Blockstream / greenlight

Build apps using self-custodial lightning nodes in the cloud
https://blockstream.github.io/greenlight/getting-started/
MIT License
109 stars 27 forks source link

track: Concurrent signer state updates cause collisions #494

Open cdecker opened 1 month ago

cdecker commented 1 month ago

While testing the upcoming 0.3 release, which includes VLS 0.11.1 to address #431 and #476 we noticed that some of the signer responses aren't being accepted, because they appear to be causing concurrent updates to shared state.

The state is split into smaller domains, as key-value-pairs that can be updated individually. This allows us to attach the signer state to requests early, queuing them up, and avoid having dependencies between requests. The goal is to make the request, and its associated state as self-contained as possible. This depends on how we split the signer state into smaller domains.

Our current theory is that the upgrade to VLS 0.11.1 results in some global state to also be updated a shared domain, thus the second request returning a response, that was based on a stale state, will result in a stale state update, which is rejected.

Roadmap (WIP)

What to do for now?

The issue will manifest randomly, but it will also solve itself via a restart. Either let the node be preempted after 15 minutes at most (closing the app and not issuing new commands will let it be preempted), or a call to stop() will stop the node, and the next RPC call will schedule it again.

cdecker commented 1 month ago

Instances

roeierez commented 1 month ago

@cdecker when that happened to me stop command didn't help. Only after waiting some time the signer went back to normal again

cdecker commented 1 month ago

Yep, that is to be expected, since the grpc connection is shared, the signer disconnecting may affect the RPC connection.

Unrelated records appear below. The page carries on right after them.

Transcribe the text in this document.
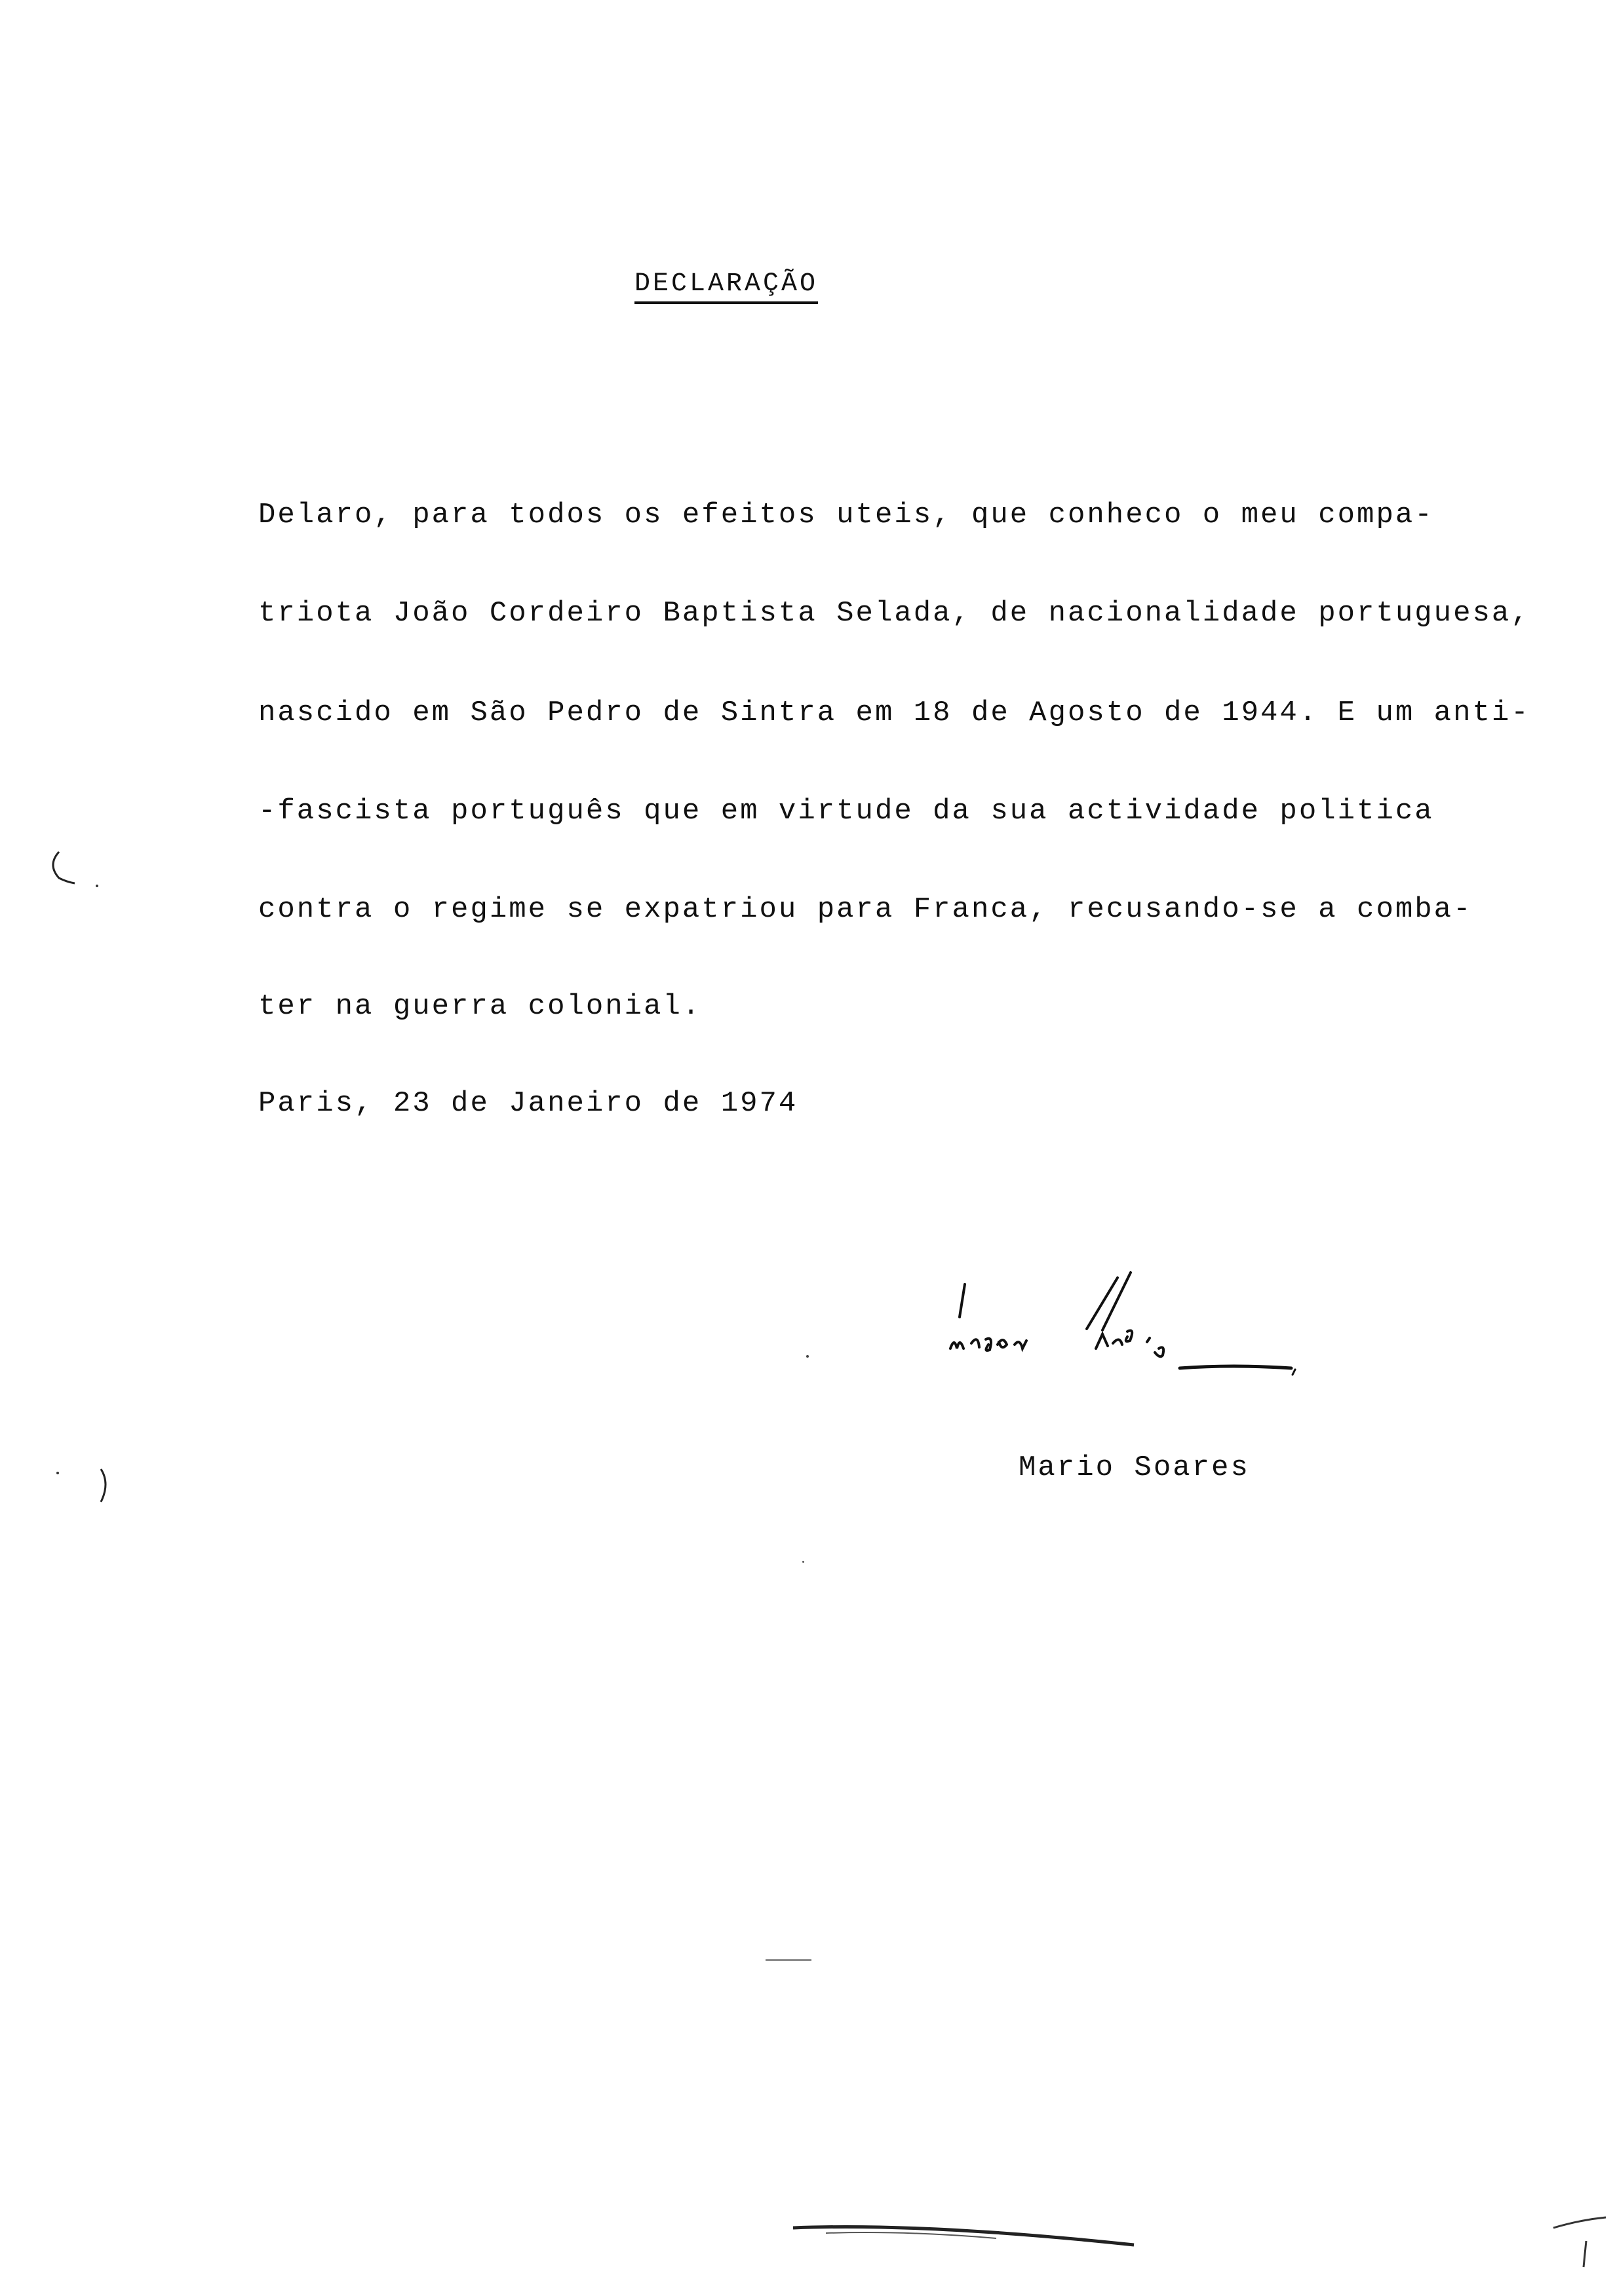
DECLARAÇÃO
Delaro, para todos os efeitos uteis, que conheco o meu compa-
triota João Cordeiro Baptista Selada, de nacionalidade portuguesa,
nascido em São Pedro de Sintra em 18 de Agosto de 1944. E um anti-
-fascista português que em virtude da sua actividade politica
contra o regime se expatriou para Franca, recusando-se a comba-
ter na guerra colonial.
Paris, 23 de Janeiro de 1974
Mario Soares
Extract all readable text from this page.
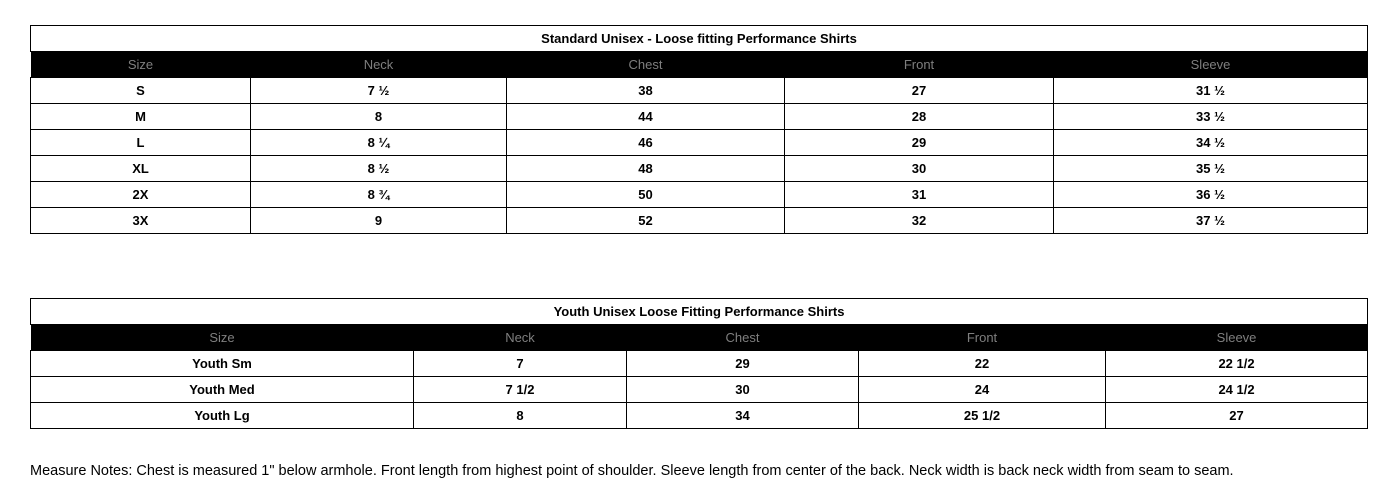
Standard Unisex - Loose fitting Performance Shirts				
Size	Neck	Chest	Front	Sleeve
S	7 ½	38	27	31 ½
M	8	44	28	33 ½
L	8 ¼	46	29	34 ½
XL	8 ½	48	30	35 ½
2X	8 ¾	50	31	36 ½
3X	9	52	32	37 ½
Youth Unisex Loose Fitting Performance Shirts				
Size	Neck	Chest	Front	Sleeve
Youth Sm	7	29	22	22 1/2
Youth Med	7 1/2	30	24	24 1/2
Youth Lg	8	34	25 1/2	27
Measure Notes: Chest is measured 1" below armhole. Front length from highest point of shoulder. Sleeve length from center of the back. Neck width is back neck width from seam to seam.
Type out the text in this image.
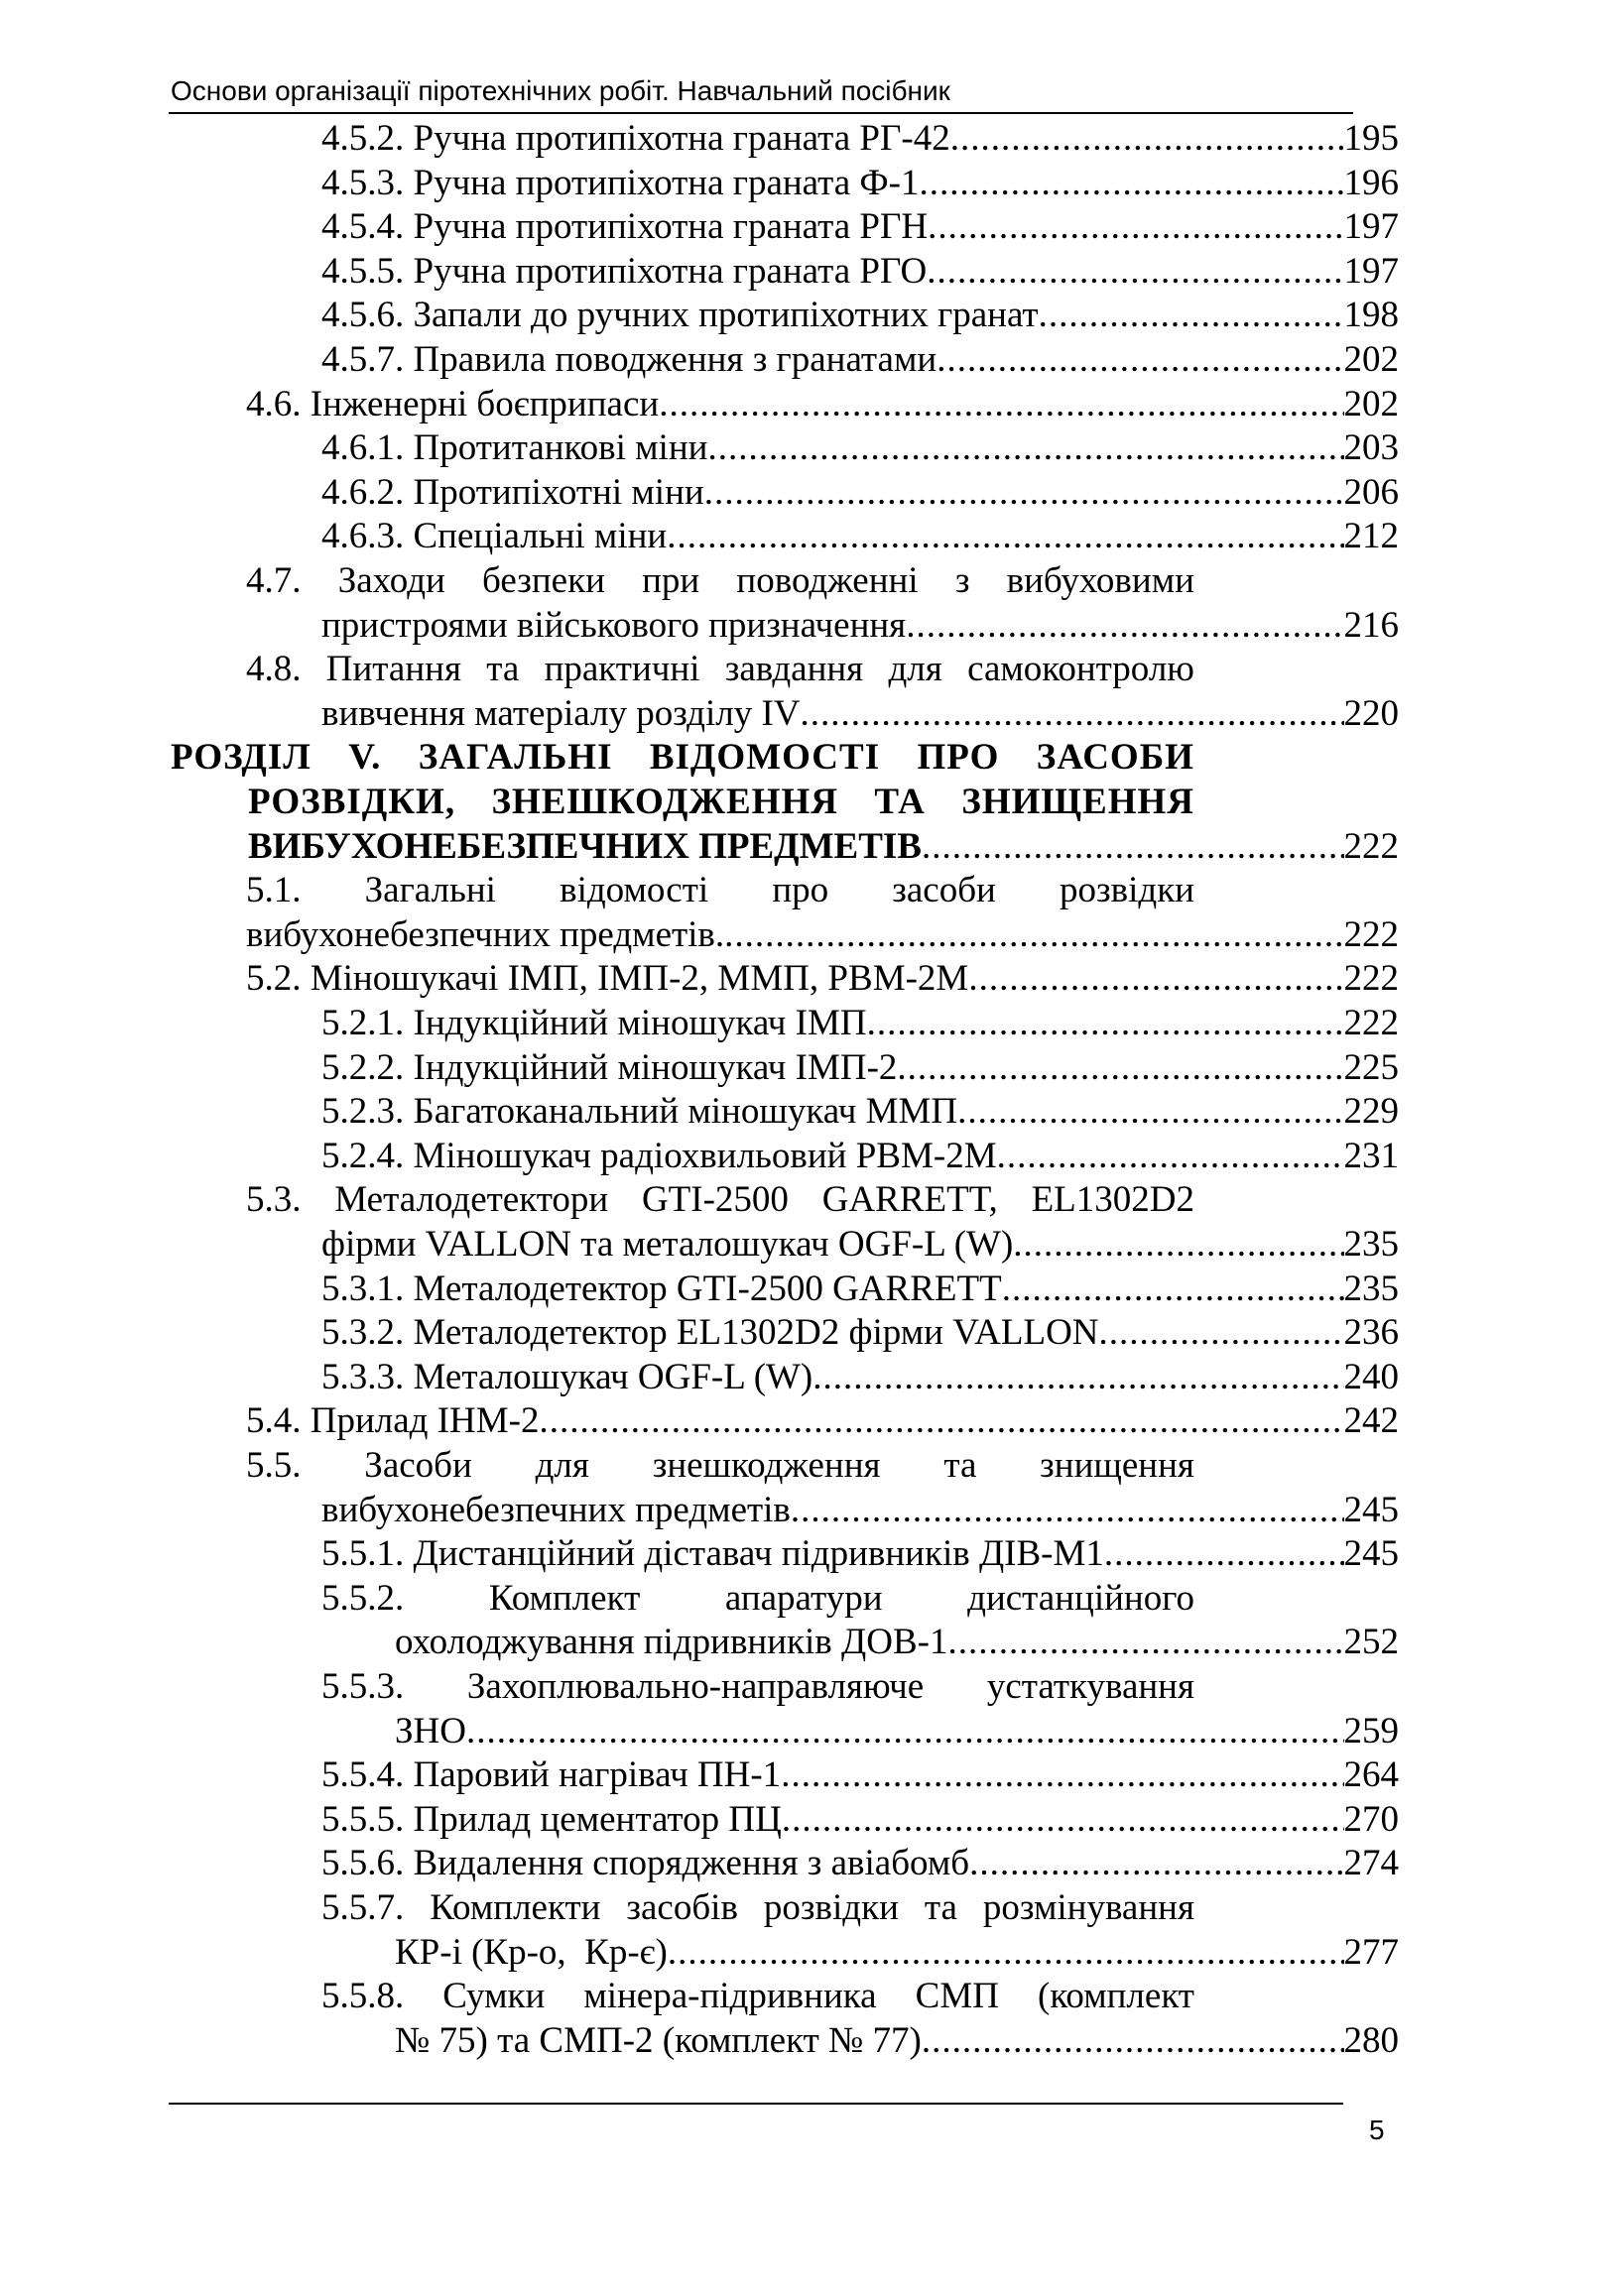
Основи організації піротехнічних робіт. Навчальний посібник
4.5.2. Ручна протипіхотна граната РГ-42 .....	195
4.5.3. Ручна протипіхотна граната Ф-1 .....	196
4.5.4. Ручна протипіхотна граната РГН .....	197
4.5.5. Ручна протипіхотна граната РГО .....	197
4.5.6. Запали до ручних протипіхотних гранат .....	198
4.5.7. Правила поводження з гранатами .....	202
4.6. Інженерні боєприпаси .....	202
4.6.1. Протитанкові міни .....	203
4.6.2. Протипіхотні міни .....	206
4.6.3. Спеціальні міни .....	212
4.7. Заходи безпеки при поводженні з вибуховими
пристроями військового призначення .....	216
4.8. Питання та практичні завдання для самоконтролю
вивчення матеріалу розділу IV .....	220
РОЗДІЛ V. ЗАГАЛЬНІ ВІДОМОСТІ ПРО ЗАСОБИ
РОЗВІДКИ, ЗНЕШКОДЖЕННЯ ТА ЗНИЩЕННЯ
ВИБУХОНЕБЕЗПЕЧНИХ ПРЕДМЕТІВ .....	222
5.1. Загальні відомості про засоби розвідки
вибухонебезпечних предметів. .....	222
5.2. Міношукачі ІМП, ІМП-2, ММП, РВМ-2М .....	222
5.2.1. Індукційний міношукач ІМП .....	222
5.2.2. Індукційний міношукач ІМП-2 .....	225
5.2.3. Багатоканальний міношукач ММП .....	229
5.2.4. Міношукач радіохвильовий РВМ-2М .....	231
5.3. Металодетектори GTI-2500 GARRETT, EL1302D2
фірми VALLON та металошукач OGF-L (W) .....	235
5.3.1. Металодетектор GTI-2500 GARRETT .....	235
5.3.2. Металодетектор EL1302D2 фірми VALLON .....	236
5.3.3. Металошукач OGF-L (W) .....	240
5.4. Прилад ІНМ-2 .....	242
5.5. Засоби для знешкодження та знищення
вибухонебезпечних предметів .....	245
5.5.1. Дистанційний діставач підривників ДІВ-М1 .....	245
5.5.2. Комплект апаратури дистанційного
охолоджування підривників ДОВ-1 .....	252
5.5.3. Захоплювально-направляюче устаткування
ЗНО .....	259
5.5.4. Паровий нагрівач ПН-1 .....	264
5.5.5. Прилад цементатор ПЦ .....	270
5.5.6. Видалення спорядження з авіабомб .....	274
5.5.7. Комплекти засобів розвідки та розмінування
КР-і (Кр-о,  Кр-є) .....	277
5.5.8. Сумки мінера-підривника СМП (комплект
№ 75) та СМП-2 (комплект № 77) .....	280
5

We have since stopped forwarding the collision errors to the signer, which stops the disconnect-loop. It does not fix the underlying issue, in that we cannot return a signer response to CLN if the associated state update failed, but from what I can tell most (if not all) occurrences are actually no-op collisions (i.e., signer0 sends back state version=100 value=a, and signer1 sends back state version=100, value=a, the same values), in which case we can forward the response to CLN.

We are logging the occurrences and monitoring for any non-no-op collisions, in which case we should also have an idea of where the collision occurs and how to slice the state to avoid these collisions.

Closing this one in a month if no such collisions present themselves.